Zunehmende Bedrohungen

Abgeordnete und ihre Mitarbeiter wurden bereits angegriffen, obwohl dies selten vorkommt.

Aber ihre Sicherheit wurde durch den Brexit in den Fokus gerückt, der tiefe politische Spaltungen geschürt und zu Ausbrüchen wütender, parteiischer Rhetorik geführt hat.

Der Mörder von Cox rief wiederholt “Britain first”, bevor er die 41-jährige Abgeordnete vor ihrem Wahlkreistreffen in der Nähe von Leeds, Nordengland, erschoss und erstach.

Eine spezialisierte Polizeieinheit, die nach der Ermordung von Cox eingerichtet wurde, um Drohungen gegen Abgeordnete zu untersuchen, sagte, zwischen 2016 und 2020 seien 678 Verbrechen gegen Gesetzgeber gemeldet worden.

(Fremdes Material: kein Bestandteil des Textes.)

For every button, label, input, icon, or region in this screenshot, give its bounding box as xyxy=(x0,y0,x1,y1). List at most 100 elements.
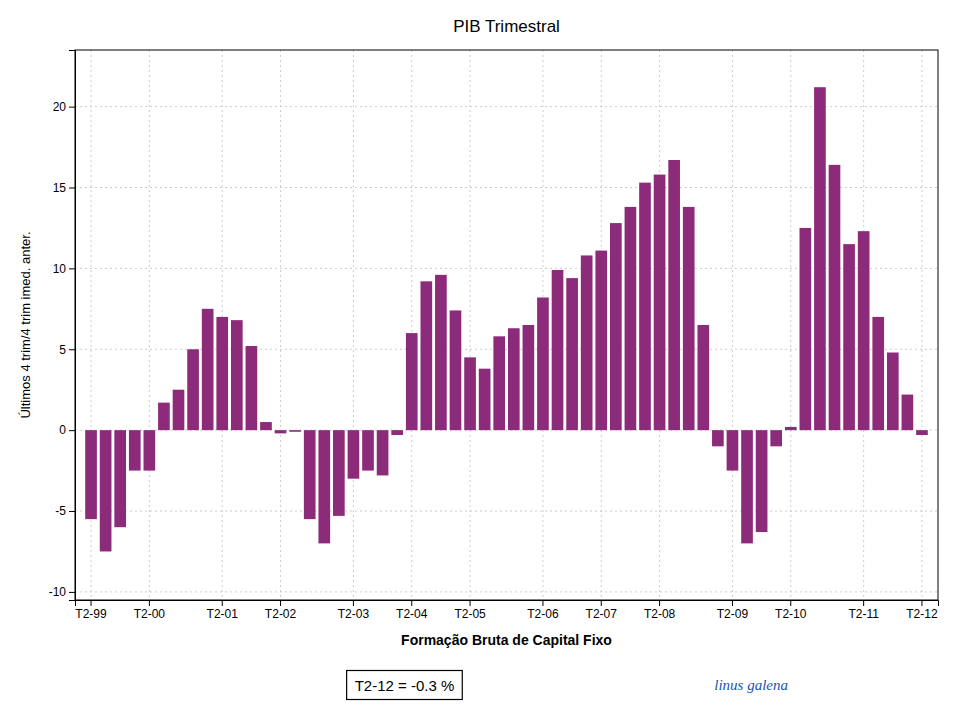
bar xyxy=(231,320,243,430)
grid-line xyxy=(921,50,922,600)
bar xyxy=(114,430,126,527)
bar xyxy=(741,430,753,543)
tick: 15 xyxy=(53,181,75,195)
tick-label: T2-02 xyxy=(265,607,297,621)
bar xyxy=(814,87,826,430)
tick-mark xyxy=(790,600,791,606)
tick: T2-02 xyxy=(265,600,297,621)
bar xyxy=(683,207,695,430)
grid-line xyxy=(75,511,938,512)
axis-line xyxy=(69,51,76,601)
tick: T2-06 xyxy=(527,600,559,621)
bar xyxy=(318,430,330,543)
x-axis: T2-99T2-00T2-01T2-02T2-03T2-04T2-05T2-06… xyxy=(75,600,938,621)
tick-label: T2-07 xyxy=(586,607,618,621)
bar xyxy=(770,430,782,446)
tick-mark xyxy=(222,600,223,606)
tick-label: T2-01 xyxy=(207,607,239,621)
bar xyxy=(435,275,447,430)
bar xyxy=(843,244,855,430)
tick: 5 xyxy=(59,343,75,357)
tick-label: 5 xyxy=(59,343,66,357)
bar xyxy=(639,183,651,431)
bar xyxy=(289,430,301,432)
plot: -10-505101520T2-99T2-00T2-01T2-02T2-03T2… xyxy=(49,50,939,621)
tick: T2-01 xyxy=(207,600,239,621)
tick-mark xyxy=(353,600,354,606)
tick: T2-10 xyxy=(775,600,807,621)
grid-line xyxy=(280,50,281,600)
tick: T2-11 xyxy=(848,600,879,621)
bar xyxy=(202,309,214,430)
bar xyxy=(129,430,141,470)
bar xyxy=(625,207,637,430)
tick-label: 10 xyxy=(53,262,67,276)
bar xyxy=(420,281,432,430)
bar xyxy=(887,353,899,431)
tick-mark xyxy=(601,600,602,606)
bar xyxy=(216,317,228,430)
tick-label: T2-12 xyxy=(906,607,938,621)
bar xyxy=(610,223,622,430)
bar xyxy=(537,298,549,431)
bar xyxy=(450,310,462,430)
bar xyxy=(800,228,812,430)
bar xyxy=(916,430,928,435)
bar xyxy=(858,231,870,430)
tick-mark xyxy=(280,600,281,606)
tick-label: T2-10 xyxy=(775,607,807,621)
bar xyxy=(85,430,97,519)
grid-line xyxy=(149,50,150,600)
bar xyxy=(391,430,403,435)
y-axis: -10-505101520 xyxy=(49,51,76,601)
tick-label: T2-08 xyxy=(644,607,676,621)
tick: T2-05 xyxy=(454,600,486,621)
bar xyxy=(479,369,491,430)
title: PIB Trimestral xyxy=(453,17,560,36)
tick-mark xyxy=(149,600,150,606)
grid-line xyxy=(732,50,733,600)
tick-mark xyxy=(921,600,922,606)
bar xyxy=(158,403,170,431)
tick: T2-08 xyxy=(644,600,676,621)
grid-line xyxy=(411,50,412,600)
bars xyxy=(85,87,928,551)
tick-label: -10 xyxy=(49,585,67,599)
tick-mark xyxy=(732,600,733,606)
tick-mark xyxy=(69,430,75,431)
tick-mark xyxy=(863,600,864,606)
bar xyxy=(187,349,199,430)
tick-mark xyxy=(69,188,75,189)
tick-label: -5 xyxy=(55,504,66,518)
tick: T2-99 xyxy=(75,600,107,621)
bar xyxy=(348,430,360,479)
bar xyxy=(668,160,680,430)
y-axis-title: Últimos 4 trim/4 trim imed. anter. xyxy=(18,231,33,418)
x-axis-title: Formação Bruta de Capital Fixo xyxy=(401,632,612,648)
tick-label: 15 xyxy=(53,181,67,195)
axis-line xyxy=(76,601,939,607)
bar xyxy=(654,175,666,431)
bar xyxy=(712,430,724,446)
annotation: T2-12 = -0.3 % xyxy=(347,671,463,700)
tick: T2-09 xyxy=(717,600,749,621)
tick-label: T2-99 xyxy=(75,607,107,621)
tick-mark xyxy=(411,600,412,606)
tick-mark xyxy=(69,349,75,350)
bar xyxy=(872,317,884,430)
tick-label: T2-11 xyxy=(848,607,879,621)
tick: T2-07 xyxy=(586,600,618,621)
bar xyxy=(727,430,739,470)
tick-mark xyxy=(69,592,75,593)
tick-label: 0 xyxy=(59,423,66,437)
tick-label: T2-00 xyxy=(134,607,166,621)
bar xyxy=(523,325,535,430)
bar xyxy=(508,328,520,430)
tick: -10 xyxy=(49,585,75,599)
tick-label: T2-06 xyxy=(527,607,559,621)
logo-text: linus galena xyxy=(714,677,788,693)
tick-mark xyxy=(659,600,660,606)
tick-mark xyxy=(91,600,92,606)
grid-line xyxy=(75,187,938,188)
tick-label: T2-09 xyxy=(717,607,749,621)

Amess, ein Brexit-Unterstützer, hatte in seinem im vergangenen Jahr erschienenen Buch “Ayes & Ears: A Survivor’s Guide to Westminster” über öffentliche Belästigung und Online-Missbrauch geschrieben.

“Diese zunehmenden Angriffe haben die große britische Tradition der offenen Treffen der Menschen mit ihren gewählten Politikern ziemlich verdorben”, sagte er.

Die Abgeordneten mussten Sicherheitskameras installieren und sich nur nach Vereinbarung mit den Wählern treffen, fügte er hinzu.